The same course would be highly inadvisable with Coronation Street (ITV): just imagine the consequences of getting Bet's hair too close to a naked flame - she would go up like a leopard-skin roman candle. For the moment, though, she's just smouldering acridly, wounded pride spiralling up with the cigarette smoke. "How do I look?" Alec asked unwisely the other night, which suggests that he's forgotten very quickly just how much damage Bet's tongue can do once she's decided to unsheathe it. "Terrible," she replied. "But then no worse than you always used to." Watching her this week, providing the vinegar for the street's fish and chips, you can see why Julie Goodyear has decided to call it a day. She's getting out before age completes her inexorable transformation into Ena Sharples - even the set of her mouth is beginning to look distantly reminiscent of Sharples's reptilian clamp, that undying vision of a tortoise in a hairnet.

Alec, incidentally, won the first round of the marriage battle, finagling Vicky into a postponement with the promise of a lavish wedding and an invitation to the opening of his wallet. But Steve isn't going to be a walkover - he realised that Alec's offer of a job on a cruise liner, with wall-to-wall heiresses thrown in, might not be quite what it seemed. This was canny - had he accepted, he would have burned his boats with Vicky and then discovered that he was steward on an iron-ore carrier operating out of Swansea.
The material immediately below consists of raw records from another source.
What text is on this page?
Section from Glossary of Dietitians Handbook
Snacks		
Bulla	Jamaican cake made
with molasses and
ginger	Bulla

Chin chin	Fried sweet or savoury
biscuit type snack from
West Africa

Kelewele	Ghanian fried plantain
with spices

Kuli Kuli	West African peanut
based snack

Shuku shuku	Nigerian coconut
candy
Round two continues next week.

EastEnders (BBC1) offered a little more completion, concluding the slow build-up to Sharon's showdown with Grant. The event itself was filmed like High Noon, with many anxious glances at the clock and nervous bystanders waiting for the explosion. The tension had been increased with shameless little prods of dramatic irony. "Always riled me, it did, seeing that little slag's name above me 'ead," said Peggy, celebrating the arrival of her new licence and ignorant of the storm about to break. "There's nothing you can do that'll make me stop loving yer," she whispered to Grant later. Ho, ho, we'll see about that, you thought. In the end Sharon recoiled from the full horror of public humiliation in the Queen Vic and conducted a minor-key revenge on the pavement outside. For a while there seemed a good chance that she was going to leave the series in an ambulance, but Grant kept his temper, so she simply climbed into a black cab, departing not with a bang but a whimper.